La condanna si fonda invece nel caso in questione sulla pacifica preclusione alla compensazione di debiti tributari mediante crediti di un accollante, che è stata ribadita nella risoluzione dell’Agenzia delle Entrate n. 140 del 15 novembre 2017. La Cassazione precisa che – al di là di quanto espresso in tale circolare – tale interpretazione “era incontroversa nella giurisprudenza di legittimità, sia tributaria sia penale, anche anteriormente alla esecuzione delle compensazioni oggetto della contestazione”.

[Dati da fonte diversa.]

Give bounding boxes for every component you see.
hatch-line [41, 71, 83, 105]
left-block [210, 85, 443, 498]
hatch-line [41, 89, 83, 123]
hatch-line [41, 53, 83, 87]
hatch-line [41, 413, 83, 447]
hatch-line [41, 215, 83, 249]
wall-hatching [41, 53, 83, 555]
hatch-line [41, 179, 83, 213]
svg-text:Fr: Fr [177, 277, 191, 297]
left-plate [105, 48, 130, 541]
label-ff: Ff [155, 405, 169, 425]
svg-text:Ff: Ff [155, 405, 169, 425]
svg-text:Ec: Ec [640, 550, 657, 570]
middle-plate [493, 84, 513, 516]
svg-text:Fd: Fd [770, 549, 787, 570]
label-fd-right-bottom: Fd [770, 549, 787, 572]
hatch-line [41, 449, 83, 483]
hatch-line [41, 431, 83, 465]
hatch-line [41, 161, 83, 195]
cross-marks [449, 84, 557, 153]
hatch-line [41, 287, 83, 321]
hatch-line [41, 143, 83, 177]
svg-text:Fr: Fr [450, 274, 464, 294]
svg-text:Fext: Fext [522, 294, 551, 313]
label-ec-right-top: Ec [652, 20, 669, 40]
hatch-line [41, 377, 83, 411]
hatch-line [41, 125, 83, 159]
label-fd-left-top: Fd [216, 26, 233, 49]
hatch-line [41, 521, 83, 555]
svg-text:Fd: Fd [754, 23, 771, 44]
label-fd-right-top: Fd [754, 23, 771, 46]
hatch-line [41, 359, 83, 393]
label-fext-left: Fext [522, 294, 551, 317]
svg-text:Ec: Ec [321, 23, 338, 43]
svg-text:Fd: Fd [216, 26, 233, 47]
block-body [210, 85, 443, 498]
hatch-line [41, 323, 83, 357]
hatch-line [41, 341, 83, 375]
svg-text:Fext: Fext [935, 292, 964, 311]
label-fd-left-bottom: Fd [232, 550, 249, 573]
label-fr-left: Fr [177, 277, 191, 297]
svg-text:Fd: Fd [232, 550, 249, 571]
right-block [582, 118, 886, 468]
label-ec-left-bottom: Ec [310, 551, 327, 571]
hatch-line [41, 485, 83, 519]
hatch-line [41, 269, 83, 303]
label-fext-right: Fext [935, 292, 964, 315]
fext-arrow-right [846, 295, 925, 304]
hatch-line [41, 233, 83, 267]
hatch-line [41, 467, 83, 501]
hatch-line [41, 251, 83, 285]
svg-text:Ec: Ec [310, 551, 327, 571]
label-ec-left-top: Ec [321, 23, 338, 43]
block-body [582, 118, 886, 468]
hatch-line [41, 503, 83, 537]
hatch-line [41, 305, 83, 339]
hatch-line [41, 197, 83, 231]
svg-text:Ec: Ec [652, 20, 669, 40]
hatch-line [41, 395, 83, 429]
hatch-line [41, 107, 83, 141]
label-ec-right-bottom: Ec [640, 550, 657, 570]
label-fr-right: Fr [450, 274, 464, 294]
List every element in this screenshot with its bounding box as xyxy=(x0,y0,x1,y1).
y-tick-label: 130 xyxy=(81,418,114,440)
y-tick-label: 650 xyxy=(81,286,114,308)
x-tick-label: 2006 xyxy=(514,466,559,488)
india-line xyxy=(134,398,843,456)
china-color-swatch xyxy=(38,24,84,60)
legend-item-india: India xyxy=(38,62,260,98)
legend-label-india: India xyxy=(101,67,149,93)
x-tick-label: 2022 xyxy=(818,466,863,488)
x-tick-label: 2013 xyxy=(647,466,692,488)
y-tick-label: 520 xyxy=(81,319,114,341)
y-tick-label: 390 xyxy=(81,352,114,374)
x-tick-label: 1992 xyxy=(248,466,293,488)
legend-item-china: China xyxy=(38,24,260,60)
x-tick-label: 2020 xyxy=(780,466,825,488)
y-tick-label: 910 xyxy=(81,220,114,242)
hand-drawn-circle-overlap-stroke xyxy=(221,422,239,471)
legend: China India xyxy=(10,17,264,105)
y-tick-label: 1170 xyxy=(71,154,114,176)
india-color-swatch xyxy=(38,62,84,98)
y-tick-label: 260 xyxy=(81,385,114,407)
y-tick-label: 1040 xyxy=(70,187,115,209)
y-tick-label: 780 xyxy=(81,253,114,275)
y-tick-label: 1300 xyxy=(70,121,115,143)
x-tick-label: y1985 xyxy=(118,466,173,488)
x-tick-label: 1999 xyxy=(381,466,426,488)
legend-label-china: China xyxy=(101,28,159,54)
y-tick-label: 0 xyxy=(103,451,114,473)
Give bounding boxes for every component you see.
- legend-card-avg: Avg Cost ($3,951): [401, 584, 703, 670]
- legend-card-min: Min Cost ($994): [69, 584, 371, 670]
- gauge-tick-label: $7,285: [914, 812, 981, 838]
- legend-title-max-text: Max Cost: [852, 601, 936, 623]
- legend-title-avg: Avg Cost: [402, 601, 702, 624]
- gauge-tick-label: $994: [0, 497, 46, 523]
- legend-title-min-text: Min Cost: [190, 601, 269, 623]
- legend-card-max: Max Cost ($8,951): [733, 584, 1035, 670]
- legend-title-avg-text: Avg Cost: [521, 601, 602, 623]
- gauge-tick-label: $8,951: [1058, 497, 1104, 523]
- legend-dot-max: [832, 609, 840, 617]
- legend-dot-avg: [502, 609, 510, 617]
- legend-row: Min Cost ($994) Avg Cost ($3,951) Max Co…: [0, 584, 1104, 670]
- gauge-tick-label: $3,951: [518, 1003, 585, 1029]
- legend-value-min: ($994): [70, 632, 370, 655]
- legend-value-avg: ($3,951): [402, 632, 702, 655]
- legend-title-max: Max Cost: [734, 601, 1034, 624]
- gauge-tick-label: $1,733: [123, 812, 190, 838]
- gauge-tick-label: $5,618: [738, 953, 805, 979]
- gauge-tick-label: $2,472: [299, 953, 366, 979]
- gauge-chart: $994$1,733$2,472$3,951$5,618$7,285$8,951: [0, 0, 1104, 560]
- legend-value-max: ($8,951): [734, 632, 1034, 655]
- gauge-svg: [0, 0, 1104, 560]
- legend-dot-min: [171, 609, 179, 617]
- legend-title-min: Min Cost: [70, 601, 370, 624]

L’esclusione, infatti, si fonda sul principio secondo cui la compensazione tributaria può essere eseguita solo per i debiti (e i contrapposti crediti) esistenti tra i medesimi soggetti e non anche tra soggetti diversi, in quanto il requisito della reciprocità dei rapporti non ricorre quando quelli su cui si fondano i crediti contrapposti riguardano soggetti diversi (come avviene quando un soggetto voglia estinguere l’obbligazione nei confronti del proprio debitore avvalendosi di un credito che verso quest’ultimo è vantato da un terzo).
Vige in materia un principio di stretta interpretazione, richiamato dallo stesso art. 8 comma 8 e affermato dalla giurisprudenza tributaria, in particolare dalla sentenza n. 14588/2001 della Cassazione, nella quale è stato chiarito che, in tema di IVA, l’analitica regolamentazione, nella normativa vigente, dell’adempimento del contribuente, con la fissazione dell’ammontare, delle modalità e del tempo del versamento, e delle poste detraibili, esprime l’esercizio da parte della legge speciale della facoltà di derogare alle comuni disposizioni codicistiche sull’estinzione per compensazione.
La medesima giurisprudenza tributaria ha, tra l’altro, escluso la portata innovativa del citato art. 1 del DL 124/2019 (Cass. n. 23934/2024); e la Cassazione penale (nella pronuncia in commento e in quella risalente già citata) appare allineata nella medesima prospettiva.
La chiarezza interpretativa che viene delineata dalla sentenza in esame esclude anche ogni dubbio sul dolo del contribuente, chiamato ad avere contezza della normativa applicabile.
Viene così confermata la condanna, sebbene con riguardo a solo una delle condotte in quanto la prima doveva essere “assorbita” nell’altra trattandosi del medesimo anno di imposta.